Эти благородные олени, запряженные неблагородными хлыщами, сейчас стремительно и без сопротивления вымирают. Одухотворявший их Шопен, как и другие светочи, уже не катят против одолевшего нас рэпа и рекламы выжигающего души порошка. И все их знания и творчество плетутся в жалком хвосте у победившего жулья – по выражению еще Козьмы Пруткова:
Что все твои одеколоны,
Когда идешь ты позади колонны?
И никакого возрождения не может быть, если его нет в сердцах наших детей, идущих нам на смену «без Шопена», без всего, чем их папы и мамы начиняли прежде жизнь. На что же, на кого тогда надеяться?
И я в конце своей дороги понял, что кроме моей дочки, хоть и вылитой блондинки, но еще хранящей в своем сердце слово «папа», надеяться мне больше не на кого.
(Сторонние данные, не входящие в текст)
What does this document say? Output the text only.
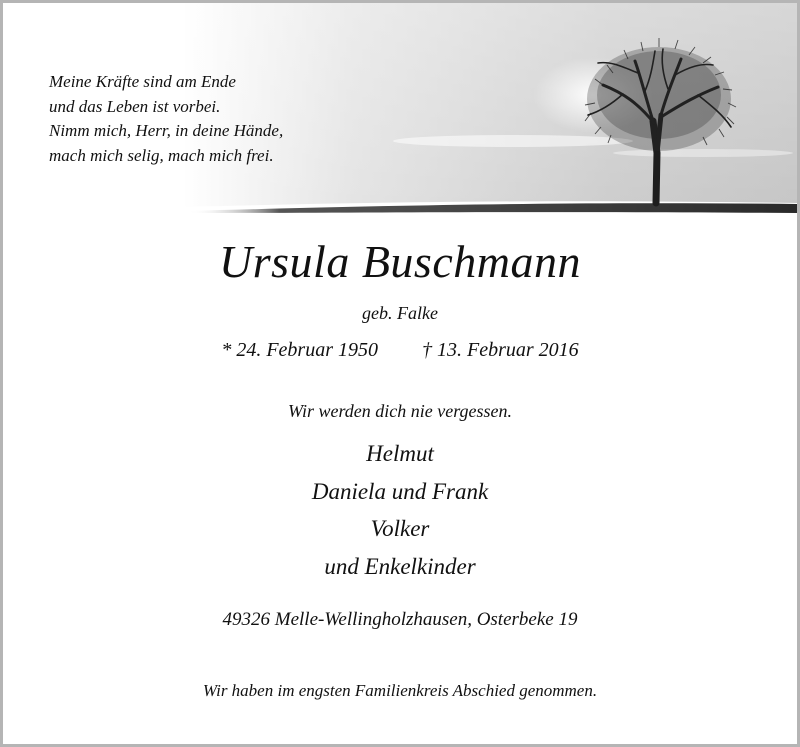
Meine Kräfte sind am Ende
und das Leben ist vorbei.
Nimm mich, Herr, in deine Hände,
mach mich selig, mach mich frei.
Ursula Buschmann
geb. Falke
* 24. Februar 1950 † 13. Februar 2016
Wir werden dich nie vergessen.
Helmut
Daniela und Frank
Volker
und Enkelkinder
49326 Melle-Wellingholzhausen, Osterbeke 19
Wir haben im engsten Familienkreis Abschied genommen.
Или сработают каким-то чудом хоть не в ней, так в ее детях мои гены – и я тут разумею общий ген когда-то созидательной страны. Или над всеми нашими волнами, радио и прочими, взойдет уже не наш контроль – и наши, все же генетически нам близкие оленеводы уступят место иностранным легионам.
Возможно, и при них у нас пойдет какая-то, уже другая жизнь, к которой уже вчерне готов наш стертый в порошок народ. Но мы уже в ней будем пустым местом – как народы севера, не пошедшие в своем развитии дальше того же примитивного оленеводства.
Но мы-то раньше уходили далеко вперед, быв впереди планеты всей! Как после этого смириться с жалкой жизнью позади всей общечеловеческой колонны?